IL EST MINUIT… POUR L’ALTERNANCE

par Franck BULEUX

Dans un hôpital local du Gabon, en pleine brousse, un homme joue du piano. Nous sommes en plein été 1914, la guerre gronde. Une voix vient l’interrompre. « Il est minuit, docteur Schweitzer », ce bon médecin colonisateur proche des populations indigènes. Marie, son assistante, rappelle au chirurgien la nécessité de prendre du repos. Mais ce n’est jamais, pour ce protestant français, le temps du repos car déjà monte de la nuit le message d’un tam-tam : on apporte un enfant malade à N’Tchinda, au cœur du continent africain.

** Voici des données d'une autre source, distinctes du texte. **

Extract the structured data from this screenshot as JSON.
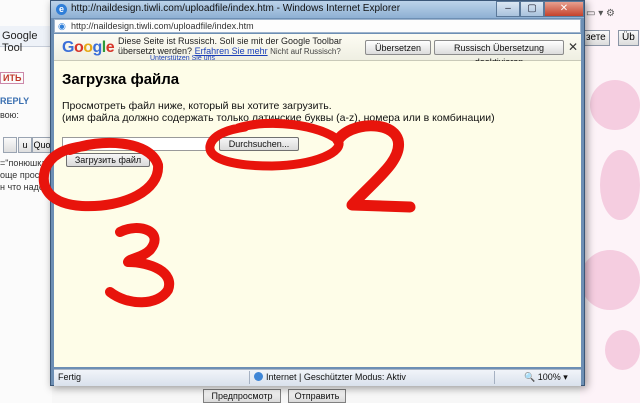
{
  "window": {
    "title": "http://naildesign.tiwli.com/uploadfile/index.htm - Windows Internet Explorer",
    "address": "http://naildesign.tiwli.com/uploadfile/index.htm",
    "controls": {
      "minimize": "–",
      "maximize": "▢",
      "close": "✕"
    }
  },
  "google_toolbar": {
    "logo_letters": [
      "G",
      "o",
      "o",
      "g",
      "l",
      "e"
    ],
    "message_line1": "Diese Seite ist Russisch. Soll sie mit der Google Toolbar",
    "message_line2_prefix": "übersetzt werden?",
    "learn_more_link": "Erfahren Sie mehr",
    "not_russian": "Nicht auf Russisch?",
    "partial_link": "Unterstützen Sie uns",
    "translate_button": "Übersetzen",
    "deactivate_button": "Russisch Übersetzung deaktivieren",
    "close_icon": "✕"
  },
  "page": {
    "heading": "Загрузка файла",
    "instruction_line1": "Просмотреть файл ниже, который вы хотите загрузить.",
    "instruction_line2": "(имя файла должно содержать только латинские буквы (a-z), номера или в комбинации)",
    "browse_button": "Durchsuchen...",
    "upload_button": "Загрузить файл"
  },
  "status_bar": {
    "text": "Fertig",
    "zone": "Internet | Geschützter Modus: Aktiv",
    "zoom": "100%"
  },
  "background": {
    "toolbar_fragment": "Google Tool",
    "word1": "ИТЬ",
    "word2": "REPLY",
    "word3": "вою:",
    "word4": "=\"понюшка",
    "word5": "още просто",
    "word6": "н что надо.",
    "small_btn1": "u",
    "small_btn2": "Quo",
    "right_btn1": "зете",
    "right_btn2": "Üb",
    "preview_button": "Предпросмотр",
    "send_button": "Отправить"
  },
  "annotations": {
    "label1": "2",
    "label2": "3"
  },
  "colors": {
    "annotation_red": "#e8140c",
    "page_background": "#fefde8",
    "google_bar": "#f5f5e8"
  }
}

Il y a 50 ans, la mort du Docteur Schweitzer l'apôtre de Lambaréné

Durant l’été 1963, une rumeur se répand : le général de Gaulle a l’intention d’avancer au printemps 1964 les premières élections présidentielles au suffrage universel direct, théoriquement prévues pour décembre 1965. La gauche non communiste, ce Front républicain composé des radicaux et des socialistes, eux-mêmes divisés en chapelles, doit-elle présenter un candidat, et le cas échant, lequel ? La question se pose d’autant plus que les formations partisanes de gauche et du centre restent très majoritairement opposées à la réforme constitutionnelle issue du référendum du 28 octobre 1962, qui a mis en place, pour longtemps, le mode électif du chef de l’État. Le secrétaire général de la SFIO, le parti socialiste d’alors, Guy Mollet, se prononce même pour un candidat apolitique, lançant le nom du docteur Schweitzer. Il était probablement minuit.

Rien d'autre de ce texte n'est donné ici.